Section 21 of the General Laws for 1913, page 335, specifies that the sheriff of each county shall be the collector of delinquent taxes thereof. Kindred sections of the statute follow which direct in detail each step to be taken by the sheriff with respect to the collection of the delinquent taxes. From a reading of the various sections of the statute covering the subject of taxation and the collection thereof, we can no longer doubt that defendant is vested with extensive powers and impelled by statutory duties to such an extent as to be free from molestation by the courts so long as his official acts come within the approval of the statute. We think the law is fixed, beyond cavil, that courts of equity have ho power by injunction to restrain a public officer from performing an official act that he is required by valid law to perform. It is not sufficient to clothe the court with jurisdiction to say simply that, unless the court extends its restraining hand, hardships will follow, or irreparable damage will ensue, because the officer delegated to execute such law may act unwisely or injuriously to the party seeking relief. The acts must be such as are without the sanction of a *68sound law. To hold that a court of equity has power to bind the hands of a lawful officer, discharging a lawful duty under a valid law, would be equivalent to declaring that the courts are a paramount rather than a co-ordinate branch of government operating in a universal field beyond the reach of, and without respect to, the legislative department. Such a condition is unthinkable. True, possible hardships may follow as a result of the refusal of the court to grant a permanent injunction, and that plaintiff may be apparently remediless so far as the state courts are concerned, yet, without undertaking to decide as to what is the proper remedy in this situation, or whether there is any remedy elsewhere than in the legislative department of the federal or state governments for such a case as is made by the bill herein, we are clearly of the opinion that the demurrer interposed to the complaint was well taken, and the court below committed no error in sustaining it.
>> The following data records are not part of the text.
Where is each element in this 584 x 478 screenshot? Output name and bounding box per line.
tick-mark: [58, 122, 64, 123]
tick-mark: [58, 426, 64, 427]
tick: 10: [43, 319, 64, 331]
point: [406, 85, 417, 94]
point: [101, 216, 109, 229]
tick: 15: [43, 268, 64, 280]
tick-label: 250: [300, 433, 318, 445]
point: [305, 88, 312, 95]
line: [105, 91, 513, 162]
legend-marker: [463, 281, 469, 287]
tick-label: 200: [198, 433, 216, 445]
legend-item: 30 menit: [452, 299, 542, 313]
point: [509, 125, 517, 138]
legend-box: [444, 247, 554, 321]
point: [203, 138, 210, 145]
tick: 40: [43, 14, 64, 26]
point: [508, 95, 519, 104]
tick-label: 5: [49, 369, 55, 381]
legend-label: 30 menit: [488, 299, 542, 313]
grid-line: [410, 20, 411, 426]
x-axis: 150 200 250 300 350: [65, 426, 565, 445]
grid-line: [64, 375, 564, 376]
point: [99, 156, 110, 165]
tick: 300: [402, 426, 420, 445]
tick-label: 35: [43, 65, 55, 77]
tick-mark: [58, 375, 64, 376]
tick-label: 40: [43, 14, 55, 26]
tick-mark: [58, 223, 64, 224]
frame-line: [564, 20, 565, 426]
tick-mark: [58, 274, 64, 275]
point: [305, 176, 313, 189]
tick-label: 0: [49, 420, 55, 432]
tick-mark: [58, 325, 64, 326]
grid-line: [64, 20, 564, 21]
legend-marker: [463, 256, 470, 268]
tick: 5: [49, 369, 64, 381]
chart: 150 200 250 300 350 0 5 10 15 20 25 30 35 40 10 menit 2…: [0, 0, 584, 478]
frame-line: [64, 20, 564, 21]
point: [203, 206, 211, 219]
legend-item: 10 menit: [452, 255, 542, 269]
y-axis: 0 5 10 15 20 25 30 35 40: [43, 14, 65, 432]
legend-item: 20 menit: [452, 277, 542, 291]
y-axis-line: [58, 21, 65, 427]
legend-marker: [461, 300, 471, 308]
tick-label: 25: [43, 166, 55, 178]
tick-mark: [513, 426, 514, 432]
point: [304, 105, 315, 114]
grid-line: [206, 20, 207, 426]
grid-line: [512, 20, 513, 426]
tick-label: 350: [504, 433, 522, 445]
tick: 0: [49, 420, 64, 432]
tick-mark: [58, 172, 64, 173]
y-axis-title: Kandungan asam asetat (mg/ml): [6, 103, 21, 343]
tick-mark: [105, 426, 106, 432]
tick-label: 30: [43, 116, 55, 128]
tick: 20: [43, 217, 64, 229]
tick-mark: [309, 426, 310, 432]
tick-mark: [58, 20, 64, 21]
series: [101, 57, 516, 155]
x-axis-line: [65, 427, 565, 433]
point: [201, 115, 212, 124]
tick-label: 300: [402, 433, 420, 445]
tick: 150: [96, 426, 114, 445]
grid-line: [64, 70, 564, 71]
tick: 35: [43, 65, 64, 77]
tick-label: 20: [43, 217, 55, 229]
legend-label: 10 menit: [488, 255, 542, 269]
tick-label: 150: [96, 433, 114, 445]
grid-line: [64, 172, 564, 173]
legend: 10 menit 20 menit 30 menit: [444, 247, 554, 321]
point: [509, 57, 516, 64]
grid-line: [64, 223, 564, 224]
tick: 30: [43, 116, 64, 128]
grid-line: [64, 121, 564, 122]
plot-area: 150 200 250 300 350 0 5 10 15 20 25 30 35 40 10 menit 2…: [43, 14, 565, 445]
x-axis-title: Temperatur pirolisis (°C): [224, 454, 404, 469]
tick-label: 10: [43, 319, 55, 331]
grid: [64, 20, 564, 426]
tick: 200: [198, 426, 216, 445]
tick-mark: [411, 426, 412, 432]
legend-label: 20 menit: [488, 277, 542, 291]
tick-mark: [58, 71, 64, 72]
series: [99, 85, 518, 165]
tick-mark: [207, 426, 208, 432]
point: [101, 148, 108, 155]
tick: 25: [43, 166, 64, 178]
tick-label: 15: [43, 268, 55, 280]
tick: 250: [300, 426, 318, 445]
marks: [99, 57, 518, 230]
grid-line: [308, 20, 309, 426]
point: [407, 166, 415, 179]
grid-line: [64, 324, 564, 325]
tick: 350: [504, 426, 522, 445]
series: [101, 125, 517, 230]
Justice Moore advanced this principle in the case of Rector of St. David’s v. Wood, 24 Or. 405 (34 Pac. 20, 41 Am. St. Rep. 860), when he said:

“An injunction will not usually lie against a ministerial officer to restrain him from doing that which the law requires as a part of his duty.”

There is no implication that the statute under which defendant is proceeding is invalid, or that he is not acting in accordance therewith, and therefore the court is powerless to interfere: 22 Cyc. 880; Mendenhall v. Denham, 35 Fla. 250 (17 South. 561); Inhabitants of Greenville v. Seymour, 22 N. J. Eq. 458; Commissioners v. Thorn, 117 N. C. 211 (23 S. E. 184).

Believing there is no equitable ground upon which to rest an interference of the court by an injunction for the reason as before stated, we are of the opinion that *69the decision of the lower court should he affirmed, and it is so ordered.

Affirmed : Rehearing Denied.

Mr. Chief Justice McBride, Mr. Justice Bean and Mr. Justice Eakin concur.